Experiments have shown that Ruifeng 125 can improve corn yield by 6%-10% compared to non-transgenic corn. “This number may not seem impressive, but the average yield per mu can rise by over 50 kilograms. With 600 million mu nationwide, the increased yield will add up to 30 billion kilograms.”

However, just like the resistance to antibiotics, insects would also likely evolve to gain resistance to transgenic corns. Therefore, SHEN’s team are working on the development of the next generation of GMO corn. “For the second generation, we expanded one insect-resistant gene to two or more genes, thereby making it hard for insects to gain resistance. The third generation is now being tested.”

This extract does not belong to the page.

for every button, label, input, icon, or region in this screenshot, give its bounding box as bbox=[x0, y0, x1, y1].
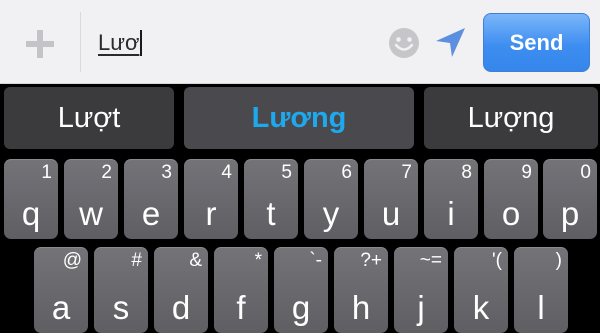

There were also questions about whether Ruifeng 125 will be harmful to human beings as it is lethal to pests.

“The insect resistance of transgenic plants primarily come from the Bt protein originated from microorganisms. This type of protein will be completely degraded to small peptides and amino acids in human digestive system when ingested. So it won’t be toxic to the human at all,” Prof. Shen explained. “This toxin is only active against some insects, not all insects, let alone human. Bt toxins used in GMO corn is harmless to such beneficial insects as bees and ladybugs.”

“We need to find effective insecticidal genes from the environment. For example, most insecticidal genes are discovered from soil microbes.” To this end, Prof. Shen’s team made every endeavor to screen microbial resources from soil.

Filed trials for multiple years at multiple sites is essential for ensuring the safety and quality of transgenic maize varieties. “We have carried out field experiments for over five years before we obtained the certificate in January, 2020,” said Prof. Shen.

Since Prof. Shen returned to China and joined Zhejiang University in 2004, he has engaged in the research and development of transgenic maize materials for 17 years. The commitment to GMO corn research, he believes, is the team’s most valued competitive advantage. So far, Prof. Shen’s team has obtained 15 patents, which provides strong base for transgenic corn development.

Cooperation with enterprises is a vital bridge from GMO research at the university to commercialization. “Integration between biotechnology and conventional breeding is a crucial avenue for transforming research and development into competitive products.”